Texas Rangers
- Pitcher
- Born: June 29, 2007 (age 19) Denver, Colorado, U.S.
- Bats: RightThrows: Left

Medals
Men's baseball
Representing United States
U-18 Baseball World Cup
| Gold medal – first place | 2025 Naha-Itoman | Team |

= Gio Rojas =

American baseball player (born 2007)

Giovanni Anibal Rojas (born June 29, 2007) is an American baseball pitcher in the Texas Rangers organization.

==Amateur career==
Rojas attends Marjory Stoneman Douglas High School in Parkland, Florida. As a junior in 2025, he was the Florida Gatorade Baseball Player of the Year after going 12–0 with a 0.72 earned run average (ERA) and 128 strikeouts as a pitcher and also hit .375 with two home runs and 32 runs batted in (RBI). He was also named Baseball America's pitcher of the year and the Broward 7A-5A baseball co-player of the year. After the season he played for the United States national under-18 baseball team, winning a gold medal at the U-18 Baseball World Cup. He committed to play college baseball at the University of Miami.

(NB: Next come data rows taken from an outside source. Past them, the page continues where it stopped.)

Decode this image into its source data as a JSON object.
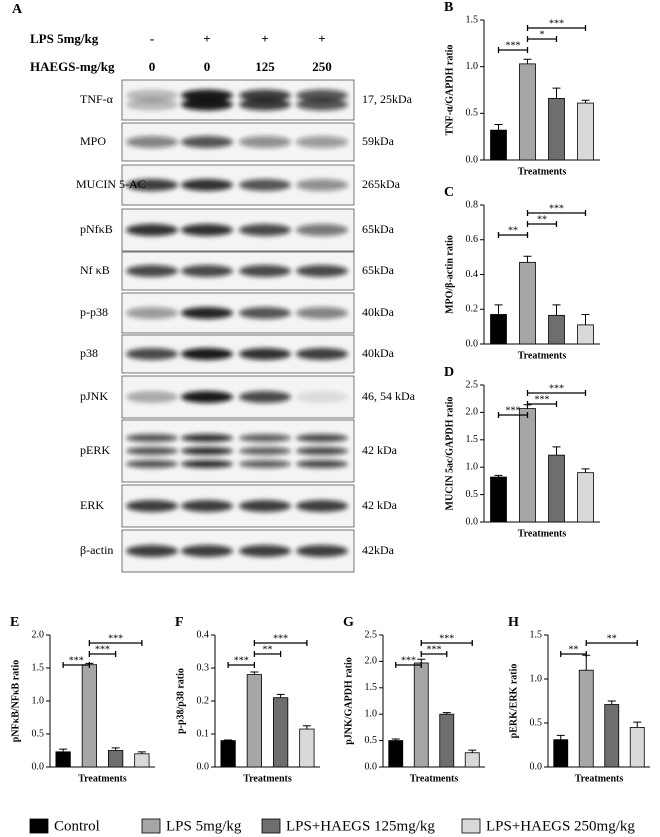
{
  "blot": {
    "panel_label": "A",
    "conditions": [
      {
        "label": "LPS 5mg/kg",
        "values": [
          "-",
          "+",
          "+",
          "+"
        ]
      },
      {
        "label": "HAEGS-mg/kg",
        "values": [
          "0",
          "0",
          "125",
          "250"
        ]
      }
    ],
    "rows": [
      {
        "protein": "TNF-α",
        "size": "17, 25kDa"
      },
      {
        "protein": "MPO",
        "size": "59kDa"
      },
      {
        "protein": "MUCIN 5-AC",
        "size": "265kDa"
      },
      {
        "protein": "pNfκB",
        "size": "65kDa"
      },
      {
        "protein": "Nf κB",
        "size": "65kDa"
      },
      {
        "protein": "p-p38",
        "size": "40kDa"
      },
      {
        "protein": "p38",
        "size": "40kDa"
      },
      {
        "protein": "pJNK",
        "size": "46, 54 kDa"
      },
      {
        "protein": "pERK",
        "size": "42 kDa"
      },
      {
        "protein": "ERK",
        "size": "42 kDa"
      },
      {
        "protein": "β-actin",
        "size": "42kDa"
      }
    ]
  },
  "groups": [
    {
      "name": "Control",
      "color": "#000000"
    },
    {
      "name": "LPS 5mg/kg",
      "color": "#a6a6a6"
    },
    {
      "name": "LPS+HAEGS 125mg/kg",
      "color": "#6e6e6e"
    },
    {
      "name": "LPS+HAEGS 250mg/kg",
      "color": "#d9d9d9"
    }
  ],
  "chart_data": [
    {
      "type": "bar",
      "panel_label": "B",
      "y_label": "TNF-α/GAPDH ratio",
      "x_label": "Treatments",
      "values": [
        0.32,
        1.03,
        0.66,
        0.61
      ],
      "errors": [
        0.06,
        0.05,
        0.11,
        0.03
      ],
      "ylim": [
        0,
        1.5
      ],
      "yticks": [
        {
          "value": 0,
          "label": "0.0"
        },
        {
          "value": 0.5,
          "label": "0.5"
        },
        {
          "value": 1,
          "label": "1.0"
        },
        {
          "value": 1.5,
          "label": "1.5"
        }
      ],
      "comparisons": [
        {
          "groups": [
            0,
            1
          ],
          "label": "***"
        },
        {
          "groups": [
            1,
            2
          ],
          "label": "*"
        },
        {
          "groups": [
            1,
            3
          ],
          "label": "***"
        }
      ]
    },
    {
      "type": "bar",
      "panel_label": "C",
      "y_label": "MPO/β-actin ratio",
      "x_label": "Treatments",
      "values": [
        0.17,
        0.47,
        0.165,
        0.11
      ],
      "errors": [
        0.055,
        0.035,
        0.06,
        0.06
      ],
      "ylim": [
        0,
        0.8
      ],
      "yticks": [
        {
          "value": 0,
          "label": "0.0"
        },
        {
          "value": 0.2,
          "label": "0.2"
        },
        {
          "value": 0.4,
          "label": "0.4"
        },
        {
          "value": 0.6,
          "label": "0.6"
        },
        {
          "value": 0.8,
          "label": "0.8"
        }
      ],
      "comparisons": [
        {
          "groups": [
            0,
            1
          ],
          "label": "**"
        },
        {
          "groups": [
            1,
            2
          ],
          "label": "**"
        },
        {
          "groups": [
            1,
            3
          ],
          "label": "***"
        }
      ]
    },
    {
      "type": "bar",
      "panel_label": "D",
      "y_label": "MUCIN 5ac/GAPDH ratio",
      "x_label": "Treatments",
      "values": [
        0.82,
        2.07,
        1.22,
        0.9
      ],
      "errors": [
        0.03,
        0.07,
        0.15,
        0.07
      ],
      "ylim": [
        0,
        2.5
      ],
      "yticks": [
        {
          "value": 0,
          "label": "0.0"
        },
        {
          "value": 0.5,
          "label": "0.5"
        },
        {
          "value": 1,
          "label": "1.0"
        },
        {
          "value": 1.5,
          "label": "1.5"
        },
        {
          "value": 2,
          "label": "2.0"
        },
        {
          "value": 2.5,
          "label": "2.5"
        }
      ],
      "comparisons": [
        {
          "groups": [
            0,
            1
          ],
          "label": "***"
        },
        {
          "groups": [
            1,
            2
          ],
          "label": "***"
        },
        {
          "groups": [
            1,
            3
          ],
          "label": "***"
        }
      ]
    },
    {
      "type": "bar",
      "panel_label": "E",
      "y_label": "pNFκB/NFκB ratio",
      "x_label": "Treatments",
      "values": [
        0.23,
        1.55,
        0.25,
        0.2
      ],
      "errors": [
        0.04,
        0.02,
        0.04,
        0.03
      ],
      "ylim": [
        0,
        2
      ],
      "yticks": [
        {
          "value": 0,
          "label": "0.0"
        },
        {
          "value": 0.5,
          "label": "0.5"
        },
        {
          "value": 1,
          "label": "1.0"
        },
        {
          "value": 1.5,
          "label": "1.5"
        },
        {
          "value": 2,
          "label": "2.0"
        }
      ],
      "comparisons": [
        {
          "groups": [
            0,
            1
          ],
          "label": "***"
        },
        {
          "groups": [
            1,
            2
          ],
          "label": "***"
        },
        {
          "groups": [
            1,
            3
          ],
          "label": "***"
        }
      ]
    },
    {
      "type": "bar",
      "panel_label": "F",
      "y_label": "p-p38/p38 ratio",
      "x_label": "Treatments",
      "values": [
        0.08,
        0.28,
        0.21,
        0.115
      ],
      "errors": [
        0.002,
        0.008,
        0.01,
        0.01
      ],
      "ylim": [
        0,
        0.4
      ],
      "yticks": [
        {
          "value": 0,
          "label": "0.0"
        },
        {
          "value": 0.1,
          "label": "0.1"
        },
        {
          "value": 0.2,
          "label": "0.2"
        },
        {
          "value": 0.3,
          "label": "0.3"
        },
        {
          "value": 0.4,
          "label": "0.4"
        }
      ],
      "comparisons": [
        {
          "groups": [
            0,
            1
          ],
          "label": "***"
        },
        {
          "groups": [
            1,
            2
          ],
          "label": "**"
        },
        {
          "groups": [
            1,
            3
          ],
          "label": "***"
        }
      ]
    },
    {
      "type": "bar",
      "panel_label": "G",
      "y_label": "pJNK/GAPDH ratio",
      "x_label": "Treatments",
      "values": [
        0.5,
        1.97,
        1.0,
        0.27
      ],
      "errors": [
        0.03,
        0.07,
        0.03,
        0.05
      ],
      "ylim": [
        0,
        2.5
      ],
      "yticks": [
        {
          "value": 0,
          "label": "0.0"
        },
        {
          "value": 0.5,
          "label": "0.5"
        },
        {
          "value": 1,
          "label": "1.0"
        },
        {
          "value": 1.5,
          "label": "1.5"
        },
        {
          "value": 2,
          "label": "2.0"
        },
        {
          "value": 2.5,
          "label": "2.5"
        }
      ],
      "comparisons": [
        {
          "groups": [
            0,
            1
          ],
          "label": "***"
        },
        {
          "groups": [
            1,
            2
          ],
          "label": "***"
        },
        {
          "groups": [
            1,
            3
          ],
          "label": "***"
        }
      ]
    },
    {
      "type": "bar",
      "panel_label": "H",
      "y_label": "pERK/ERK ratio",
      "x_label": "Treatments",
      "values": [
        0.31,
        1.1,
        0.71,
        0.45
      ],
      "errors": [
        0.05,
        0.17,
        0.04,
        0.06
      ],
      "ylim": [
        0,
        1.5
      ],
      "yticks": [
        {
          "value": 0,
          "label": "0.0"
        },
        {
          "value": 0.5,
          "label": "0.5"
        },
        {
          "value": 1,
          "label": "1.0"
        },
        {
          "value": 1.5,
          "label": "1.5"
        }
      ],
      "comparisons": [
        {
          "groups": [
            0,
            1
          ],
          "label": "**"
        },
        {
          "groups": [
            1,
            3
          ],
          "label": "**"
        }
      ]
    }
  ]
}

Rojas entered his senior year in 2026 as a top prospect for the 2026 MLB draft.

==Professional career==
Rojas was drafted with the 16th pick by the Texas Rangers in the 2026 Major League Baseball draft. He became the first pitcher from Stoneman Douglas to get selected in the first round. On July 21, 2026, he signed with the Rangers for an under-slot signing bonus of $4.6 million.